The basic rule of thumb, says Essential polling research director Andrew Bunn, is to give people no extra information. He gives the example of a poll that tells people what the Labor and Liberal positions on an issue are, before asking them what they think. This technique will split respondents along voting lines in a way they wouldn’t otherwise be.

Who paid for it?

For the major political pollsters, the political polling is a high-profile loss-leader to their real business, which is market research. This research often isn’t publicly released — it belongs to the companies that commissioned it to do with as they want.

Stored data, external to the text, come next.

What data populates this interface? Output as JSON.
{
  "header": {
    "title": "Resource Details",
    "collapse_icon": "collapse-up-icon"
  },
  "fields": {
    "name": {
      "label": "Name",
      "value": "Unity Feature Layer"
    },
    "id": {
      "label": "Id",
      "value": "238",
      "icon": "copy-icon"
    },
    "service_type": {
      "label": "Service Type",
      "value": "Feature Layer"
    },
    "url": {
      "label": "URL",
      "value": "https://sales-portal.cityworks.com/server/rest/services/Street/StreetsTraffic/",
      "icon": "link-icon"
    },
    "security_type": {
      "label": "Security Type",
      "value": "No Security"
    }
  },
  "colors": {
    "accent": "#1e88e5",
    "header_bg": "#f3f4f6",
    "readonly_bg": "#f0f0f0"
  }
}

When companies do release research, you can ask all the questions above of it. But it’s worth looking at what polling company did the research. Pollsters that are members of the Australian Market and Social Research Society, are supposed to adhere to the industry body’s codes on how to poll responsibly.

Polls, or surveys, are a classic way to generate media attention. Polls that don’t correct for demographics, even if they generate a very large sample size, are unlikely to be very statistically valid.

Is there anything you shouldn’t poll?

Bunn says the poll on Muslim immigration did prompt some discussion in the office. Once the first result was reached, the poll was then repeated months later, in order to avoid headlines that might be false. Further questions were also asked to dig deeper into the results, though these questions weren’t the focus of much of the media commentary. Respondents who did want to ban Muslim immigration were asked why that was the case.

“We gave them a list of options,” said Bunn. “The one that came up most clearly was the view that Muslim people don’t integrate into Australian society. It wasn’t terrorism, or security fears, that were behind that view, it was more around these people are different … We also put up a number of statements about Pauline Hanson and her views, and many agreed with them.”

Bunn has been at Essential for nine years, and in that time he does acknowledge that there have been some questions the body decided not to release publicly. It’s been a matter of sensitivities — some polls the company has done have had the potential to cause repercussions for people in difficult circumstances.

But generally, Bunn is an advocate of polling more issues rather than fewer. Australian professional polling has quite a good track record when it comes to gauging things like voting intention (perhaps unsurprisingly — it’s far easier to poll for predictive purposes when voting is compulsory). But Australian polling tends to be quite conservative — focused on a narrow range of issues like how people plan to vote and what they think of political leaders. There’s an opportunity to do far more, Bunn says.

“Polling should be helping us to understand and explain public opinion and contributing to the public discussion — why we favour one party over the other, what we want from the government, where we stand on current issues. Having a measure of public opinion on a range of different issues can provide the basis for a better informed public debate.”